There are a handful of international companies like Impossible producing meat that does not involve animals being killed, deforestation or significant production of greenhouse gases. Impossible says its burger creates 87 percent less greenhouse gas emissions than a meat equivalent.
About 80 percent of all agricultural land is dedicated to grazing or growing feed for animals, the United Nations says. The livestock industry consumes 10 percent of the world’s fresh water, while generating methane and other planet-warming emissions, and causing large-scale deforestation.
In December, Beyond Meat, whose products look like meat but are made of plants, announced they had received investment of $55m from two investors with decidedly meaty credentials.

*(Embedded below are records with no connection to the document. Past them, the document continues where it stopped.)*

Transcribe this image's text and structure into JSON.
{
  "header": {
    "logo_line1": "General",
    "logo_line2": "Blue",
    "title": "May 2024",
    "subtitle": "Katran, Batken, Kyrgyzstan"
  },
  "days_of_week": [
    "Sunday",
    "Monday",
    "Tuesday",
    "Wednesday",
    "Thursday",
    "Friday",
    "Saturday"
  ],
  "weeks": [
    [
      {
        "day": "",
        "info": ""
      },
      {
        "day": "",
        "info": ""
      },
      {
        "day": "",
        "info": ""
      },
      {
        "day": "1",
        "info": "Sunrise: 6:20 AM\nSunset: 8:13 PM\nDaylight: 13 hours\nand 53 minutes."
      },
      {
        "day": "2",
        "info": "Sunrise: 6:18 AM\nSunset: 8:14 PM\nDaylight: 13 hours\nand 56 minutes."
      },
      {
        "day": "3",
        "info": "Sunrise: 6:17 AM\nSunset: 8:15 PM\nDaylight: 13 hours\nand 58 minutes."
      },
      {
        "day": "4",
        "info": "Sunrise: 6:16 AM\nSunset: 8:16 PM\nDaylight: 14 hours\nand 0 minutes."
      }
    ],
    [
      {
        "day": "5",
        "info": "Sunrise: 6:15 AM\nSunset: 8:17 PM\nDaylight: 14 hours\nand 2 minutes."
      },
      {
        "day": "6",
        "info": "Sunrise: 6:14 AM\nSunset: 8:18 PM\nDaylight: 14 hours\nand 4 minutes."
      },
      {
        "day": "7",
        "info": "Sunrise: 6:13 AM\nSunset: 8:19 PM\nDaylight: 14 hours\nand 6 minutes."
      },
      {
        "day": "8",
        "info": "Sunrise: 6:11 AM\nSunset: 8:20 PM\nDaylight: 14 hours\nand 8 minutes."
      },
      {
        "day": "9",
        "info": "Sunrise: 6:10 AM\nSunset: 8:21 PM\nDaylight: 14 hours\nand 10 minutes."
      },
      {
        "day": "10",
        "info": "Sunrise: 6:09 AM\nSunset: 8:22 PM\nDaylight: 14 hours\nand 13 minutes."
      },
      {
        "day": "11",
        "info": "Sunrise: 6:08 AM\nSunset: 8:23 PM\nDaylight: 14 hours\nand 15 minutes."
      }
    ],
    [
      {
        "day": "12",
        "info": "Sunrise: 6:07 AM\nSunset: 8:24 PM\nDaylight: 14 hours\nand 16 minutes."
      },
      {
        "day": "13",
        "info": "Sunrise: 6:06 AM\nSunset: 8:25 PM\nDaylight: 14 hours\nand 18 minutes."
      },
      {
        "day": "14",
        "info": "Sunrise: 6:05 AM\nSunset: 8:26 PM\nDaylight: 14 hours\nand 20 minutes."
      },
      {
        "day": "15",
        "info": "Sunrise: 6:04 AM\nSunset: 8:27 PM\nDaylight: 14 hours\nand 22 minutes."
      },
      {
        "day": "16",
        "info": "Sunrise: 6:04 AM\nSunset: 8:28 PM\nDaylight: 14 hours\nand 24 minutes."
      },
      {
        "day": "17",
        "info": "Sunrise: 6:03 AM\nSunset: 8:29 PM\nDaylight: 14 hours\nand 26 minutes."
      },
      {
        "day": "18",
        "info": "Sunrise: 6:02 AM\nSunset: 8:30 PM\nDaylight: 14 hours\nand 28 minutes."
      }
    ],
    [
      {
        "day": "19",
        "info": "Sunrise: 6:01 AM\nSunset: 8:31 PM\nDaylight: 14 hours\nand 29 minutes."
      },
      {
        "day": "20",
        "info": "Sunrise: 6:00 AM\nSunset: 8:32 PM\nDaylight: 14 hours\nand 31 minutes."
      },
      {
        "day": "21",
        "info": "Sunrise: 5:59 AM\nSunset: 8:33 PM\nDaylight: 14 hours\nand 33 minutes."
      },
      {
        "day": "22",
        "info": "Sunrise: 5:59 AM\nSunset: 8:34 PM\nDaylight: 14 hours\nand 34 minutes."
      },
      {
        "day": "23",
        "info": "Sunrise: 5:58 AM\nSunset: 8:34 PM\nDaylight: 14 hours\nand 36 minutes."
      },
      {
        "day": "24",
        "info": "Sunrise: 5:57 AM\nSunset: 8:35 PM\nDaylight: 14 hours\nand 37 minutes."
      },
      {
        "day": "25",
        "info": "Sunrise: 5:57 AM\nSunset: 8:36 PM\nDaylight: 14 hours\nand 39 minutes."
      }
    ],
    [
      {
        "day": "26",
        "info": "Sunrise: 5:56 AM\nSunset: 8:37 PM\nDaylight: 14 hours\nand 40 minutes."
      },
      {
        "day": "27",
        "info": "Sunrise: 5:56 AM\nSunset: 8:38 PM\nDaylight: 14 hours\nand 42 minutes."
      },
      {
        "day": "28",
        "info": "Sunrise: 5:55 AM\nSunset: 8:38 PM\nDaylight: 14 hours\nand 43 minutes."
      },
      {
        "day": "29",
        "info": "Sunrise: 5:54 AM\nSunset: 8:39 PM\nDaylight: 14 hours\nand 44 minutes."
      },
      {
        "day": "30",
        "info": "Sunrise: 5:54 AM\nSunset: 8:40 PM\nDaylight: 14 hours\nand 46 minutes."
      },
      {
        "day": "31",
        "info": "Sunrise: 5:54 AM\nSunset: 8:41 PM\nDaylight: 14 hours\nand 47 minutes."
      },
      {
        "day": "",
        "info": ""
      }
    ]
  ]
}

Tyson Foods, which produces a fifth of all animals eaten in the United States, was one; the other was Cleveland Avenue, a venture capital firm run by the former McDonalds Corp. CEO Don Thompson.
“There are many issues that impact upon climate change, but few as negatively as livestock,” Richard Branson wrote in a blog post explaining why he had put his money into Memphis Meats, which is growing meat from animal cells in laboratories.
In the same blog, the Virgin boss revealed he had given up beef because of rainforest degradation.
Gates too has expressed concern for the environment in a blog post entitled: ‘Is there enough meat for everyone?’
“How can we make enough meat without destroying the planet?—one solution would be to ask the biggest carnivores (Americans and others) to cut back, by as much as half,” he wrote.
The two biggest players that have gone to market in the United States – Beyond Meat and Impossible Foods – have now seen investment of more than $300 million.